Notes: The Leadwing Coachman finds it's origins in the early 1820's as an offering from a carriage driver, Tom Bosworth, to his English Lord for fishing. The original Coachman fly was a wet pattern of a peacock herl body, white duck quill wing, and brown throat hackle. Although wet flies found much interest during the early 1900's, they seem to have lost favor with most flyfishermen. The Leadwing Coachman can still be an effective fly, today. The wings were switched to a pair of Gray Mallard slips and a Gold wire tag was added to the rear of the body. The Peacock Herl body has proven to be popular as an atttractor with many patterns from the Zug Bug to the Prince Nymph. The best use for the Leadwing Coachman is during gray caddisfly hatches, particularly when the dry flies seem to be ineffective. The Leadwing looks like diving caddis laying their eggs on the bottom of the trout stream.

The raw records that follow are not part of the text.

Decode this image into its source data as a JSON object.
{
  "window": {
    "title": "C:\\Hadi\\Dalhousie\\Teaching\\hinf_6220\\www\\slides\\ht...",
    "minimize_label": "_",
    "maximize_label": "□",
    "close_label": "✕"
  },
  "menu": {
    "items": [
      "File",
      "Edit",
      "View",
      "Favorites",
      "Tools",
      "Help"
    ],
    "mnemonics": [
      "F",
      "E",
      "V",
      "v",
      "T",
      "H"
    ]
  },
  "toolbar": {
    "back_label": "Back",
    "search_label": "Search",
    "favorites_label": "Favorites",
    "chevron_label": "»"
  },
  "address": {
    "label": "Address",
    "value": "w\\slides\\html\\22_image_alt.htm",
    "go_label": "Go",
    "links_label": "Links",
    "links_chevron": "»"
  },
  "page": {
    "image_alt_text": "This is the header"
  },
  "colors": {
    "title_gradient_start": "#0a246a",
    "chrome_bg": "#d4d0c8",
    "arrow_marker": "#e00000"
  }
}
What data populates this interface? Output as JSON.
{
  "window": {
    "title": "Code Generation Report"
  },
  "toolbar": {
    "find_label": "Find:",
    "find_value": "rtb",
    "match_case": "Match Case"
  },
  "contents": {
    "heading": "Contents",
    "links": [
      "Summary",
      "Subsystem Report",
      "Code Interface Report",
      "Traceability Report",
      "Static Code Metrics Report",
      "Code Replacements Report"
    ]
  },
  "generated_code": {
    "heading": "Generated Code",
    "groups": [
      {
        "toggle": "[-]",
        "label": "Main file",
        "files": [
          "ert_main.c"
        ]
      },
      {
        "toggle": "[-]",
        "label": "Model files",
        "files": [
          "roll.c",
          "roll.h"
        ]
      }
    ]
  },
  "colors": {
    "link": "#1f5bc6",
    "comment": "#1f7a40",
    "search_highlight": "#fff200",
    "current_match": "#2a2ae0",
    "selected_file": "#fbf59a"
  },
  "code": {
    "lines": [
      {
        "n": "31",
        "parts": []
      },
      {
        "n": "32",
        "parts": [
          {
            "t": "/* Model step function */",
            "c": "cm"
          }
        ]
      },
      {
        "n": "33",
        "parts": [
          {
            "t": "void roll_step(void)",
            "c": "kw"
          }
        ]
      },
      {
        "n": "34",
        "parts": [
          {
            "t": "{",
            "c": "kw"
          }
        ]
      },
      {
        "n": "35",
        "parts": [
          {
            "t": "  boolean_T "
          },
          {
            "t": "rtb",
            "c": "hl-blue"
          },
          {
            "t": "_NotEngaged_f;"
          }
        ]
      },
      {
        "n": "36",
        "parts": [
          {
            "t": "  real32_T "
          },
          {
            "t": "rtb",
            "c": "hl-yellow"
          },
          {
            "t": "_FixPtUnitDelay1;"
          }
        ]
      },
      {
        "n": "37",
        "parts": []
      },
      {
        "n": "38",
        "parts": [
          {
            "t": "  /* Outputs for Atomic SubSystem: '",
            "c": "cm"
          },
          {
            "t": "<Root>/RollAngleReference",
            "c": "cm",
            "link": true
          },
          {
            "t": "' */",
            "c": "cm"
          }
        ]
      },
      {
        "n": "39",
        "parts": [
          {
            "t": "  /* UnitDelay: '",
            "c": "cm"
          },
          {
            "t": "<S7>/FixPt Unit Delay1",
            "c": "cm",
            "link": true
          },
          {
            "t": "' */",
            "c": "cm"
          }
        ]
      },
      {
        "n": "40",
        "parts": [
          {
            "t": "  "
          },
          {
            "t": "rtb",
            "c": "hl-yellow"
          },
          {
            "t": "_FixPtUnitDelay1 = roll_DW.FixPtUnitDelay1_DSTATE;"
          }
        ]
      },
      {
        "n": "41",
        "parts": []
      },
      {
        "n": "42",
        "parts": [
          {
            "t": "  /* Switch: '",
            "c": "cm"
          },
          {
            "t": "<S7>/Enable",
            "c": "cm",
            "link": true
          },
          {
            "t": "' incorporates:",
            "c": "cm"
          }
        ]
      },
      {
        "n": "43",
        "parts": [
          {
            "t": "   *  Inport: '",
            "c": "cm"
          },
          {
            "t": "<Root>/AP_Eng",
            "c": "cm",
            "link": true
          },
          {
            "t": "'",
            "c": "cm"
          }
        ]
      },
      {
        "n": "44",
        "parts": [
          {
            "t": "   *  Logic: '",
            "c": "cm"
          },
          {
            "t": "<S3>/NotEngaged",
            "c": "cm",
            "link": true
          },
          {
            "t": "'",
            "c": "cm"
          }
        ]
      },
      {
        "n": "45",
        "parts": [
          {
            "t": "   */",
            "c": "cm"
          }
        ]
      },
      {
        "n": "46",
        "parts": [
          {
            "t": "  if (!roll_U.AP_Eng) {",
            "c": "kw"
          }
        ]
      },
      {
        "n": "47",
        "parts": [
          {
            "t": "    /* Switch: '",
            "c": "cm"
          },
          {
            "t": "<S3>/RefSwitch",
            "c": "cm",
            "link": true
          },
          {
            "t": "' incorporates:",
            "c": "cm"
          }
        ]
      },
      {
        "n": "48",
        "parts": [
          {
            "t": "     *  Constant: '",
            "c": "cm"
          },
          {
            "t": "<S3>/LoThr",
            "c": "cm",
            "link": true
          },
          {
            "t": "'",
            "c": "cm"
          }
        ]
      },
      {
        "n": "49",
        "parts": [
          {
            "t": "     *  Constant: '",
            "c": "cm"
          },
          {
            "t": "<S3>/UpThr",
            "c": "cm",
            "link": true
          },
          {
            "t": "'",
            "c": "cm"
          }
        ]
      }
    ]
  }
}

Other variations from this pattern include the Royal Coachman and the California Coachman. The Royal Coachman was first tied commercially by John Haily of New York in 1878 while he was employed by the Orvis Company and is probably the most recognized fly in the world. Mr. Haily received the prototype of the Royal Coachman from another tyer. The tyer was concerned that the peacock body was too frail and red silk in the middle was suggested to make the pattern more durable. Some Wood Duck fibers were also suggested for the tail. Mr Haily incorporated the changes but replaced the Wood Duck fibers with Golden Pheasant Tippet. After these changes were made, the pattern was recognized as the Royal Coachman. According to John Haily, "A gentleman wanted me to tie some Coachman for him to take up into the north woods, and to make them extra strong, so I have tied them with a little bank of silk in the middle, to prevent the peacock bodies from fraying out. I have also added a tail of the barred feathers of wood-duck, and I think it makes a very handsome fly." A few evenings later, a circle of us were together "disputing the fly question," one of the party claiming that numbers were "quite suitable to designate the flies as so many nonsensical names." The others did not agree with him, but he said: "What can you do? Here is a fly intended to be a Coachman, yet it is not the true Coachman; is quite unlike it, and what can you call it?" Mr. L.C. Orvis, brother of Mr. Charles Orvis, who was present, said: "Oh, that is easy enough; call it the Royal Coachman, it is so finely dressed!" And this name in time came to be known and used by all who are familiar with the fly." Credits: Quoted text from Favorite Flies and Their Histories, by Mary Orvis Marbury, published by The Lyons Press.
The California Coachman was designed by Mr. J.W. Fricke of San Francisco in the early 1900's and was published in A. Courtney Williams book, "Trout Flies" in 1932. It merely substituted the colors of the silk floss middle from red to yellow. Most of these patterns had a later dry fly version using a catskill style.